“Thanks PBOT! As a frequent visitor to Arbor Lodge Park with my 2 year old, I had experienced a stubborn neighbor repeatedly moving the previous temporary barricades.”
— Seth Sokol, north Portland resident
The Portland Bureau of Transportation (PBOT) is making good on a promise to make neighborhood streets in Portland safer by installing permanent barricades designed to slow drivers down.
‘Slow Streets’ are part of PBOT’’s ‘Safe Streets’ initiative that began as a response to the COVID-19 pandemic and aimed to lower speeds and cut-through car traffic on select neighborhood greenways so people could safely physically distance outside. PBOT placed orange plastic barrels and a-frame signs on neighborhood greenways at 100 locations around the city, expanding them to over 200 locations upon seeing how successful they were.
But these temporary orange barrels were too easy for irritated drivers to pick up and move (see below). Seth Sokol, a BikePortland reader who found the barriers helpful in creating a safer environment to ride bikes around his neighborhood with his two-year-old son, told us this morning he’d seen someone repeatedly moving the barricades — a scenario that no doubt played out at dozens of other locations citywide.
These new concrete planters will be hard to move (they are not filled with concrete as I first assumed, but are simply turned upside-down). As you can see in the photo of North Bryant at Greeley, they’ve also added yellow advisory signs with “Shared Street” and “15 mph” on them. The barricades are also painted yellow and placed far enough into the intersection so they have the added bonus of slowing down cross-traffic on the larger street. And they cost only $1,500 each to install (including signs).
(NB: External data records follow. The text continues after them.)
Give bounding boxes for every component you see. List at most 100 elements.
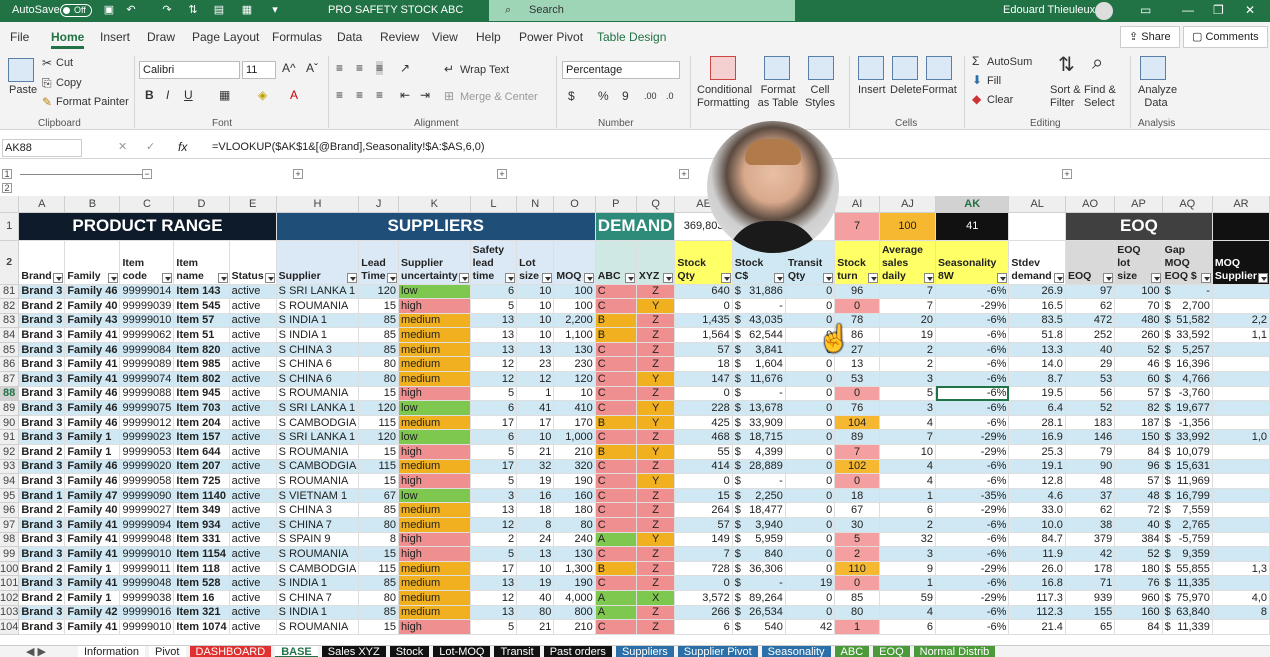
row-header[interactable]: 1 <box>0 212 20 241</box>
cell-xyz[interactable]: Z <box>636 605 676 621</box>
row-header[interactable]: 81 <box>0 284 20 300</box>
sort-icon[interactable]: ⇅ <box>186 3 200 17</box>
cell-stdev-demand[interactable]: 28.1 <box>1008 415 1066 431</box>
cell-supplier[interactable]: S ROUMANIA <box>276 546 360 562</box>
cell-safety-lead-time[interactable]: 5 <box>470 386 518 402</box>
cell-brand[interactable]: Brand 3 <box>18 400 66 416</box>
cell-lot-size[interactable]: 10 <box>516 327 555 343</box>
cell-safety-lead-time[interactable]: 17 <box>470 415 518 431</box>
cell-gap-moq-eoq[interactable]: $ -1,356 <box>1162 415 1213 431</box>
cell-gap-moq-eoq[interactable]: $ -5,759 <box>1162 532 1213 548</box>
cell-avg-sales-daily[interactable]: 7 <box>879 284 937 300</box>
cell-lead-time[interactable]: 115 <box>358 459 400 475</box>
sheet-tab-lot-moq[interactable]: Lot-MOQ <box>433 646 491 657</box>
cell-avg-sales-daily[interactable]: 4 <box>879 605 937 621</box>
cell-status[interactable]: active <box>229 561 277 577</box>
column-header-k[interactable]: K <box>398 196 471 213</box>
align-left-icon[interactable]: ≡ <box>336 88 343 102</box>
column-header-ai[interactable]: AI <box>834 196 880 213</box>
cell-status[interactable]: active <box>229 590 277 606</box>
cell-family[interactable]: Family 46 <box>64 386 121 402</box>
cell-brand[interactable]: Brand 3 <box>18 415 66 431</box>
cell-stock-qty[interactable]: 728 <box>674 561 733 577</box>
tab-draw[interactable]: Draw <box>147 30 175 44</box>
cell-gap-moq-eoq[interactable]: $33,592 <box>1162 327 1213 343</box>
tab-insert[interactable]: Insert <box>100 30 130 44</box>
cell-stock-value[interactable]: $ - <box>732 386 786 402</box>
cell-item-name[interactable]: Item 644 <box>173 444 230 460</box>
column-header-supplier-uncertainty[interactable]: Supplier uncertainty <box>398 240 471 285</box>
filter-dropdown-icon[interactable] <box>542 272 553 283</box>
cell-eoq[interactable]: 178 <box>1065 561 1116 577</box>
cell-status[interactable]: active <box>229 386 277 402</box>
cell-seasonality[interactable]: -6% <box>935 313 1010 329</box>
cell-eoq-lot-size[interactable]: 82 <box>1114 400 1163 416</box>
cell-safety-lead-time[interactable]: 6 <box>470 284 518 300</box>
cell-item-name[interactable]: Item 545 <box>173 298 230 314</box>
cell-stock-qty[interactable]: 266 <box>674 605 733 621</box>
column-header-aj[interactable]: AJ <box>879 196 937 213</box>
cell-gap-moq-eoq[interactable]: $15,631 <box>1162 459 1213 475</box>
cell-stock-value[interactable]: $13,678 <box>732 400 786 416</box>
cell-item-code[interactable]: 99999075 <box>119 400 175 416</box>
column-header-supplier[interactable]: Supplier <box>276 240 360 285</box>
cell-supplier-uncertainty[interactable]: medium <box>398 327 471 343</box>
table-row[interactable]: 86 Brand 3 Family 41 99999089 Item 985 active… <box>0 356 1270 373</box>
cell-abc[interactable]: B <box>595 313 637 329</box>
decrease-font-icon[interactable]: Aˇ <box>306 61 318 75</box>
cell-transit-qty[interactable]: 0 <box>785 488 836 504</box>
cell-safety-lead-time[interactable]: 17 <box>470 459 518 475</box>
format-cells-button[interactable]: Format <box>922 84 957 97</box>
column-header-j[interactable]: J <box>358 196 400 213</box>
cell-stock-value[interactable]: $18,477 <box>732 502 786 518</box>
cell-seasonality[interactable]: -29% <box>935 561 1010 577</box>
cell-lead-time[interactable]: 80 <box>358 371 400 387</box>
cell-family[interactable]: Family 46 <box>64 284 121 300</box>
cell-status[interactable]: active <box>229 444 277 460</box>
cell-stdev-demand[interactable]: 8.7 <box>1008 371 1066 387</box>
section-demand[interactable]: DEMAND <box>595 212 676 241</box>
save-icon[interactable]: ▣ <box>102 3 116 17</box>
cell-stdev-demand[interactable]: 26.9 <box>1008 284 1066 300</box>
cell-stdev-demand[interactable]: 83.5 <box>1008 313 1066 329</box>
expand-group-button[interactable]: + <box>293 169 303 179</box>
cell-moq-supplier[interactable]: 4,0 <box>1212 590 1270 606</box>
cell-moq[interactable]: 410 <box>553 400 596 416</box>
cell-supplier-uncertainty[interactable]: medium <box>398 575 471 591</box>
cell-lead-time[interactable]: 85 <box>358 575 400 591</box>
cell-moq-supplier[interactable] <box>1212 356 1270 373</box>
cell-stock-turn[interactable]: 85 <box>834 590 880 606</box>
cell-supplier[interactable]: S SRI LANKA 1 <box>276 400 360 416</box>
cell-brand[interactable]: Brand 2 <box>18 561 66 577</box>
cell-seasonality[interactable]: -29% <box>935 429 1010 446</box>
cell-status[interactable]: active <box>229 327 277 343</box>
cell-stock-value[interactable]: $26,534 <box>732 605 786 621</box>
cell-abc[interactable]: B <box>595 327 637 343</box>
table-row[interactable]: 95 Brand 1 Family 47 99999090 Item 1140 activ… <box>0 488 1270 504</box>
analyze-data-button[interactable]: Analyze Data <box>1138 84 1177 110</box>
table-row[interactable]: 85 Brand 3 Family 46 99999084 Item 820 active… <box>0 342 1270 358</box>
cell-ak1[interactable]: 41 <box>935 212 1010 241</box>
cell-lot-size[interactable]: 40 <box>516 590 555 606</box>
cell-lot-size[interactable]: 32 <box>516 459 555 475</box>
cell-item-name[interactable]: Item 51 <box>173 327 230 343</box>
cell-eoq-lot-size[interactable]: 160 <box>1114 605 1163 621</box>
cell-item-code[interactable]: 99999010 <box>119 546 175 562</box>
column-header-stock-qty[interactable]: Stock Qty <box>674 240 733 285</box>
cell-transit-qty[interactable]: 0 <box>785 444 836 460</box>
table-row[interactable]: 91 Brand 3 Family 1 99999023 Item 157 active S… <box>0 429 1270 446</box>
cell-styles-icon[interactable] <box>808 56 834 80</box>
cell-status[interactable]: active <box>229 342 277 358</box>
cell-item-code[interactable]: 99999094 <box>119 517 175 533</box>
cell-supplier-uncertainty[interactable]: low <box>398 429 471 446</box>
cell-eoq-lot-size[interactable]: 52 <box>1114 342 1163 358</box>
cell-xyz[interactable]: Z <box>636 561 676 577</box>
column-header-item-code[interactable]: Item code <box>119 240 175 285</box>
cell-stock-value[interactable]: $5,959 <box>732 532 786 548</box>
cell-family[interactable]: Family 43 <box>64 313 121 329</box>
cell-eoq[interactable]: 79 <box>1065 444 1116 460</box>
cell-supplier[interactable]: S INDIA 1 <box>276 605 360 621</box>
cell-stdev-demand[interactable]: 14.0 <box>1008 356 1066 373</box>
autosum-button[interactable]: AutoSum <box>987 56 1032 69</box>
cell-brand[interactable]: Brand 3 <box>18 473 66 489</box>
PBOT announced over the summer that the ‘Slow Streets’ program would continue — this time, with permanent concrete structures serving as barriers so they couldn’t be moved so easily. As we reported in August, this was a big deal.
According to the PBOT map of all slow street installations, these barricades in Arbor Lodge count for two of the eight permanent installations in north Portland and the peninsula. PBOT has promised 80 total and a quick citywide count shows they’ve got over 70 and are close to that promised number (we have not verified the accuracy of the map, but PBOT has been good about keeping it updated).
Sokol shared his excitement with us at seeing the flimsy barricades he repeatedly saw being whisked away by a neighbor, get replaced with something much more solid.
“Thanks PBOT! As a frequent visitor to Arbor Lodge Park with my 2 year old, I had experienced a stubborn neighbor repeatedly moving the previous temporary barricades, so this should provide more permanent traffic calming,” Sokol emailed.
Not only is there a park a few blocks from this installation, but there’s also a TriMet bus stop and a school nearby.
When announcing this plan, PBOT shared positive testimonials from supporters who said having barricades in their neighborhood streets made them feel safer walking and biking alone and with their families. One southeast resident told the city they bought bikes for their family for the first time, finally feeling safe enough to freely cycle through their neighborhood.
If you’ve seen any of these barricades, let us know what you think. It’s heartening to see how simple, inexpensive tools like concrete barrels can improve the livelihoods of people who get around Portland without cars and provide encouragement to people who are wary of taking to the streets on a bike.
CORRECTION, 12/16 at 9:45 am: This story initially reported that the planters were filled with concrete. That is not true. They planters are hollow inside and are just flipped upside-down. That means they’re a bit lighter than we hoped. Still too heavy to move by hand, but we can expect (unfortunately) that they’ll still be jostled around by bad drivers. PBOT has said, “Future updates could include using more permanent materials, like poured concrete.” So we’ll see. We regret any confusion.